Congressman Joe Courtney today released the following statement after "Lincoln" screenwriter Tony Kushner conceded that his screenplay and the film erroneously depicted Connecticut's House delegation as voting against the 13th Amendment, which abolished slavery.
"I am pleased that Mr. Kushner conceded that his "Lincoln' screenplay got it wrong on the Connecticut delegation's votes for the 13th Amendment. My effort from the beginning has been to set the record straight on this vote, so people do not leave the theater believing Connecticut's representatives in the 38th Congress were on the wrong side of history. This is a positive step toward that end, and I still hope a correction can be made in advance of the film's DVD release.

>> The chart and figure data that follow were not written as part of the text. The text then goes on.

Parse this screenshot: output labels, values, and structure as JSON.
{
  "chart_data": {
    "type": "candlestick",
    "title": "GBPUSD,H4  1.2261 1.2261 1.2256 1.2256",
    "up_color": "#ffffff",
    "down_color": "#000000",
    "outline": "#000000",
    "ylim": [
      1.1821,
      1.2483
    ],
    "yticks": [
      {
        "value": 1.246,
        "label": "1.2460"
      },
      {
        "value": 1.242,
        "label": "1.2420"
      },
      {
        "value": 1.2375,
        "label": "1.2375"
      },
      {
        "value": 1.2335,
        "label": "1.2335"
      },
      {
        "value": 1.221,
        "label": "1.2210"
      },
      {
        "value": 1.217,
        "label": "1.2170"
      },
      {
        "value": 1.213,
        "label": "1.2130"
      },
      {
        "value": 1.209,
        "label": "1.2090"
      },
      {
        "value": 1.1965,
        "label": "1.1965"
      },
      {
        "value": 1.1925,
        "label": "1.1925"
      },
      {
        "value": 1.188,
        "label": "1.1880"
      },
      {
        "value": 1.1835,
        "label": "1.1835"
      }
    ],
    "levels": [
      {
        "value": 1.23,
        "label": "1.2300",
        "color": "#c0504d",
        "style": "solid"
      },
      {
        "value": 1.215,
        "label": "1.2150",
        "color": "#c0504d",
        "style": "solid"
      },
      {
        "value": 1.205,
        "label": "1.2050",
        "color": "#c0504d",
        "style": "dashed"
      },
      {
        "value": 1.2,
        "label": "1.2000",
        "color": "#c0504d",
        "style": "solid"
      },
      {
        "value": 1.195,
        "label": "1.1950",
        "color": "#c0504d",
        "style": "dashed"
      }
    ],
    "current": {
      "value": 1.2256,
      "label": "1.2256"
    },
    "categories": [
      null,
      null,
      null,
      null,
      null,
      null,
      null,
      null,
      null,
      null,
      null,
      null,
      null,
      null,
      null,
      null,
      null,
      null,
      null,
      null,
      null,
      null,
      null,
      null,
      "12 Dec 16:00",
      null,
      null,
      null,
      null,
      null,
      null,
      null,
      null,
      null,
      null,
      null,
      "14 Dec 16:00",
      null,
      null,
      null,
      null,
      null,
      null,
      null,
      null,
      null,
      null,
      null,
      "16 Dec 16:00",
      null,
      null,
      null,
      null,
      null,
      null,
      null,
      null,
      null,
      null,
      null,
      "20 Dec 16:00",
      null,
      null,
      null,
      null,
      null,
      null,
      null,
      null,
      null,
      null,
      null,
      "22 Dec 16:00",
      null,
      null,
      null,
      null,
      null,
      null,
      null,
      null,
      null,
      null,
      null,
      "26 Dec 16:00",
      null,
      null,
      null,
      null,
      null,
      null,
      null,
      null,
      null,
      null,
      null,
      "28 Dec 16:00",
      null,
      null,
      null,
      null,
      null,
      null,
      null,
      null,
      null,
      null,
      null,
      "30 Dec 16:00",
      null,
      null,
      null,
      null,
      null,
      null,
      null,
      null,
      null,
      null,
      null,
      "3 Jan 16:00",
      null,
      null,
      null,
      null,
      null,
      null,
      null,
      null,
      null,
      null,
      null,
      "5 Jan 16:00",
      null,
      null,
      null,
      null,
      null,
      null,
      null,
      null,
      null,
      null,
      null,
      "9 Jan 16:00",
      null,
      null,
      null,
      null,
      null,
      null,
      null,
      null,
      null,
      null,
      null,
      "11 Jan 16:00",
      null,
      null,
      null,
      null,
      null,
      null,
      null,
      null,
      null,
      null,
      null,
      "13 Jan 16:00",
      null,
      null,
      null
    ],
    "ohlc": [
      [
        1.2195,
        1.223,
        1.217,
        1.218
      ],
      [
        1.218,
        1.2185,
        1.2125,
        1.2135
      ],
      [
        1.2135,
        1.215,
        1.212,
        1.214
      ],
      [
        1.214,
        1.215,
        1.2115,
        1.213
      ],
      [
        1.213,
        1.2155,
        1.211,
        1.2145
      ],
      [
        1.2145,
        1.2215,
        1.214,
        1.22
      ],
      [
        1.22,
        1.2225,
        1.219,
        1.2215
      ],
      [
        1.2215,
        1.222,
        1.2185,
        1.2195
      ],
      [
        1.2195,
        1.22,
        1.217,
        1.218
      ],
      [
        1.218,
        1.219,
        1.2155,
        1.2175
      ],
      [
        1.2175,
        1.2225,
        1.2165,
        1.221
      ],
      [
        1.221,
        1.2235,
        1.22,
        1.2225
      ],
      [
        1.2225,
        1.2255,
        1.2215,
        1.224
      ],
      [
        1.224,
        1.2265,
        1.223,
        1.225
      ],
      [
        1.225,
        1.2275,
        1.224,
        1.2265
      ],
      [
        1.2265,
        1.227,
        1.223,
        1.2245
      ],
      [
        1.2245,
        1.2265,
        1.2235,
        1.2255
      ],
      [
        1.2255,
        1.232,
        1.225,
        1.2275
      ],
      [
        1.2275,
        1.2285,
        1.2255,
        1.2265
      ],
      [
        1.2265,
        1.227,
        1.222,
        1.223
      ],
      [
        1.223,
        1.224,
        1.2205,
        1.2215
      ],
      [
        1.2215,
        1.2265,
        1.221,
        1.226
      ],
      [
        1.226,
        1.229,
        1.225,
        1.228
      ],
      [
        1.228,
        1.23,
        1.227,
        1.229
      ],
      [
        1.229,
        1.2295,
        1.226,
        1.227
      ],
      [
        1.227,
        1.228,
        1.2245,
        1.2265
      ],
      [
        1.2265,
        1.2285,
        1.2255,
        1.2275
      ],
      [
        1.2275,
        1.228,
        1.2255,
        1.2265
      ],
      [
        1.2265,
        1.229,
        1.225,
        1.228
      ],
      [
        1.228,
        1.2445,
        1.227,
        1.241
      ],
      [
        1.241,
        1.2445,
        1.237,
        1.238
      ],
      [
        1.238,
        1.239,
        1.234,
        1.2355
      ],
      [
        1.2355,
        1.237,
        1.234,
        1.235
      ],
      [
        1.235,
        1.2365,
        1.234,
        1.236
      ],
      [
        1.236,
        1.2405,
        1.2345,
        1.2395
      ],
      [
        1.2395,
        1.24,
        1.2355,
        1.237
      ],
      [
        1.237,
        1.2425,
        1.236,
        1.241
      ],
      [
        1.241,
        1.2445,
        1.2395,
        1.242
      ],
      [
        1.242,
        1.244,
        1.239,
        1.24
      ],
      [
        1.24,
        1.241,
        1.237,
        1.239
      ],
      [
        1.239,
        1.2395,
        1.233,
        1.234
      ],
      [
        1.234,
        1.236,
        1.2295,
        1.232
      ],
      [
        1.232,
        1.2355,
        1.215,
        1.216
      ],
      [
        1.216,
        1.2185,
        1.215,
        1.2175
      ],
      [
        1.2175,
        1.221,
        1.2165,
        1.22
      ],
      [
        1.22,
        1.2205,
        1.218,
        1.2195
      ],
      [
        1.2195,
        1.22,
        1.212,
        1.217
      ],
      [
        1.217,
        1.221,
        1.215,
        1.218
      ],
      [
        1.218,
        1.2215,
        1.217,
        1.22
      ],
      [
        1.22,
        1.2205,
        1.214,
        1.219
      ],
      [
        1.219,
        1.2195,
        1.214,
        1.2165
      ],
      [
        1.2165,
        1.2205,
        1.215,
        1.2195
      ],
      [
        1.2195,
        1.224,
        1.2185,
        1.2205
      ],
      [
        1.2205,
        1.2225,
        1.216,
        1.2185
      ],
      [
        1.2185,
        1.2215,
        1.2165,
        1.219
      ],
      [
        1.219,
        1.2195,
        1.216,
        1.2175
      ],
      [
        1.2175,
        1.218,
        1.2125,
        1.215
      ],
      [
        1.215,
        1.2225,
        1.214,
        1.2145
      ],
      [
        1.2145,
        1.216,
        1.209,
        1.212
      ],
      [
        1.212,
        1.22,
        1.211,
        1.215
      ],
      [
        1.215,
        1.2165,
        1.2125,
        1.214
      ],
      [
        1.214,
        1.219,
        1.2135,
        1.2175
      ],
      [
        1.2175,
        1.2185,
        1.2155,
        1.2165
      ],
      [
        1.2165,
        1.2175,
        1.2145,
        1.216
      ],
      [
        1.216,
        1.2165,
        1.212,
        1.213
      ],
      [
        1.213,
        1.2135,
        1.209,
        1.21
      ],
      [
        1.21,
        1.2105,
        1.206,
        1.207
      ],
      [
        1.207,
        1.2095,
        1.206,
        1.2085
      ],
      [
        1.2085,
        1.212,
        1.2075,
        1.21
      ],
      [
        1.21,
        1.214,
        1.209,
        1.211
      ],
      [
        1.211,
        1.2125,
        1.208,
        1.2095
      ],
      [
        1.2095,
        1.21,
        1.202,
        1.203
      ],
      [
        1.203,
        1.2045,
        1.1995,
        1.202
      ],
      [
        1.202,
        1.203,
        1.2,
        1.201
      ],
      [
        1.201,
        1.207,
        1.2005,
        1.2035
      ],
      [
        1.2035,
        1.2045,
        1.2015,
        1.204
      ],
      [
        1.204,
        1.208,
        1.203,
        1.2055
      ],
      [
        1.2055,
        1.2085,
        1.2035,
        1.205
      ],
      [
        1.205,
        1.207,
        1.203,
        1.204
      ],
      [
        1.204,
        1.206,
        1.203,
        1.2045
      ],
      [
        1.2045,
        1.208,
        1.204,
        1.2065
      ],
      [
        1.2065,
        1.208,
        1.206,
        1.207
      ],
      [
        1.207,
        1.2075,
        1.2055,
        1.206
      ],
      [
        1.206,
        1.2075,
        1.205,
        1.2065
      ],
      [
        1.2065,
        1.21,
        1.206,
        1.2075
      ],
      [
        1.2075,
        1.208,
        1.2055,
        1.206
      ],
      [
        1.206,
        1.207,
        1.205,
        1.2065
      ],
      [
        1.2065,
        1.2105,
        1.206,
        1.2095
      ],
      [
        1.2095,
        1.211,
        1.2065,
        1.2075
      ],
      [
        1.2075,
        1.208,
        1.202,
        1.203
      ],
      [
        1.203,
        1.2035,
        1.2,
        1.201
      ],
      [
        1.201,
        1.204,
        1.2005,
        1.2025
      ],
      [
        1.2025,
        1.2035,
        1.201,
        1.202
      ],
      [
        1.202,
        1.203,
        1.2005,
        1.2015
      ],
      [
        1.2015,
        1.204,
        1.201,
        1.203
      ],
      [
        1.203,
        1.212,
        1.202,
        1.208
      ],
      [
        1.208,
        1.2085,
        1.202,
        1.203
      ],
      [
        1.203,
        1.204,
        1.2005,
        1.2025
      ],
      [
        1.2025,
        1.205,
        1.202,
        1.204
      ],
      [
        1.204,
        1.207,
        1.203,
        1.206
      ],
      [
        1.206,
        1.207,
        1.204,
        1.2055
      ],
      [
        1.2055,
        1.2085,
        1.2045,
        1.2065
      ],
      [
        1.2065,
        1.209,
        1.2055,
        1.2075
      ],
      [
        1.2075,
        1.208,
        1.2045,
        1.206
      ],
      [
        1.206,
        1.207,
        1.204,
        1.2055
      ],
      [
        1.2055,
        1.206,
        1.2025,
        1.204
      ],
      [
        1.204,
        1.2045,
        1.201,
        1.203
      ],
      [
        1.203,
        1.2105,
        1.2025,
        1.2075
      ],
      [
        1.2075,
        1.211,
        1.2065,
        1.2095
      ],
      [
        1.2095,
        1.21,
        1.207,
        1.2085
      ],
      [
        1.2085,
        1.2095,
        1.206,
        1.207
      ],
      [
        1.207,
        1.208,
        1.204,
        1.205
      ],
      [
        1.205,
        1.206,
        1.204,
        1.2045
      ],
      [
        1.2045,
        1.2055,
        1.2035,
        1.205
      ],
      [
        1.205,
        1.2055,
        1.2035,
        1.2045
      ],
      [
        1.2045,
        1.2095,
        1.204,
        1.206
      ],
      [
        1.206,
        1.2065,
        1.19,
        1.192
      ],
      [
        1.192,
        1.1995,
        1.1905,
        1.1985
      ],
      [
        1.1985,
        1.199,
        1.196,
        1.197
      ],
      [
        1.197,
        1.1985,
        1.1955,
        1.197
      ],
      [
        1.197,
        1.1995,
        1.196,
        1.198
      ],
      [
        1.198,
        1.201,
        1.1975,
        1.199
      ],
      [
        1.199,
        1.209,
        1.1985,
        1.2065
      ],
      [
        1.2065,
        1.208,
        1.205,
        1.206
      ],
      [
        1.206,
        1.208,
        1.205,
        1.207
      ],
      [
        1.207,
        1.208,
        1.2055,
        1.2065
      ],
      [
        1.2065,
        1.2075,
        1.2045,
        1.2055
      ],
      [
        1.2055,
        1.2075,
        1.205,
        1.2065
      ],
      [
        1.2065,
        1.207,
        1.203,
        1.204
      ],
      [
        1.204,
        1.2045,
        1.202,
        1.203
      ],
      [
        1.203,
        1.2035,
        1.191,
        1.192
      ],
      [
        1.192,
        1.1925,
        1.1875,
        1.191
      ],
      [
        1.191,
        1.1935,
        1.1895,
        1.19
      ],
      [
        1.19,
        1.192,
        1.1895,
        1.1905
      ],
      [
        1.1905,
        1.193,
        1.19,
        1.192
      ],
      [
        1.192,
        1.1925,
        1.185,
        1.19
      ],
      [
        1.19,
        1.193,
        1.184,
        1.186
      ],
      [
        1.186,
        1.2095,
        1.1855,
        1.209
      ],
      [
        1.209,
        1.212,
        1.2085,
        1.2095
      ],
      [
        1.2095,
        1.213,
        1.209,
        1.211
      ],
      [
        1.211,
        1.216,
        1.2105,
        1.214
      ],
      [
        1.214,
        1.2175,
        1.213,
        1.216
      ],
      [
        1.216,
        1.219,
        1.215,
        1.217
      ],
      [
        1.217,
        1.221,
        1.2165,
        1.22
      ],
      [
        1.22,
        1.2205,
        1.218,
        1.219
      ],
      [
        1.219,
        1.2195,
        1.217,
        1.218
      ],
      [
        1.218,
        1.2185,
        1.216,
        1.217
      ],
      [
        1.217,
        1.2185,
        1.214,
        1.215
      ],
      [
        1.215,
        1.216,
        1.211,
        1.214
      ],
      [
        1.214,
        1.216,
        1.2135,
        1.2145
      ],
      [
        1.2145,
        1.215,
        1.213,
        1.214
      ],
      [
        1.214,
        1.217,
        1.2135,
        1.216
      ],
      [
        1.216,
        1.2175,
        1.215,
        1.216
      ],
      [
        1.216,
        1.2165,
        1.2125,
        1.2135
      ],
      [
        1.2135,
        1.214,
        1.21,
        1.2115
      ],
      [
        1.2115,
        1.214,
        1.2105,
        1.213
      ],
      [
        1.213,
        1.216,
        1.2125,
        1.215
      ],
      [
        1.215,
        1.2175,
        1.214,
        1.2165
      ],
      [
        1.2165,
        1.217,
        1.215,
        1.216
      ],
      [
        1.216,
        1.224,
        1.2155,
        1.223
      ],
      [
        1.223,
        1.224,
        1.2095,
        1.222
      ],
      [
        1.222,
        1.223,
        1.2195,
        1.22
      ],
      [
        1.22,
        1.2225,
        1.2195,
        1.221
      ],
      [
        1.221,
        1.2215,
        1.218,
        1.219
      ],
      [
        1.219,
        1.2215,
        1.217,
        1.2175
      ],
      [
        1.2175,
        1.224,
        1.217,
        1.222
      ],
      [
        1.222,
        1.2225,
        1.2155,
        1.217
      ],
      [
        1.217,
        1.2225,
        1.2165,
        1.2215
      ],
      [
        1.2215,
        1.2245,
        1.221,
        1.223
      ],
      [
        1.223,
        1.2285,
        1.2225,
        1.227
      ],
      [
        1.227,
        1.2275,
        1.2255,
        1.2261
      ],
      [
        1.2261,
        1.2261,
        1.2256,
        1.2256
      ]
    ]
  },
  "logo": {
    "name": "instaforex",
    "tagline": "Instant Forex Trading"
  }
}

"It is true that Connecticut, like all states, had some opposition to President Lincoln and his policies, as well as a conflicted approach to the slavery question. In a democracy, that is the constant state of being that in many respects Lincoln and the Union cause were defending. Across the Civil War, Connecticut lost more than 4,000 soldiers to disease, poorly-treated wounds, and in combat. Their sacrifice emphatically demonstrates Connecticut's fidelity to the struggle to preserve the Union and end slavery, which is represented in "Lincoln' dramatically by the House's vote on the 13th Amendment. The four members of Connecticut's delegation reflected that commitment on January 31, 1865, and they deserved a better legacy than the screenplay portrayed."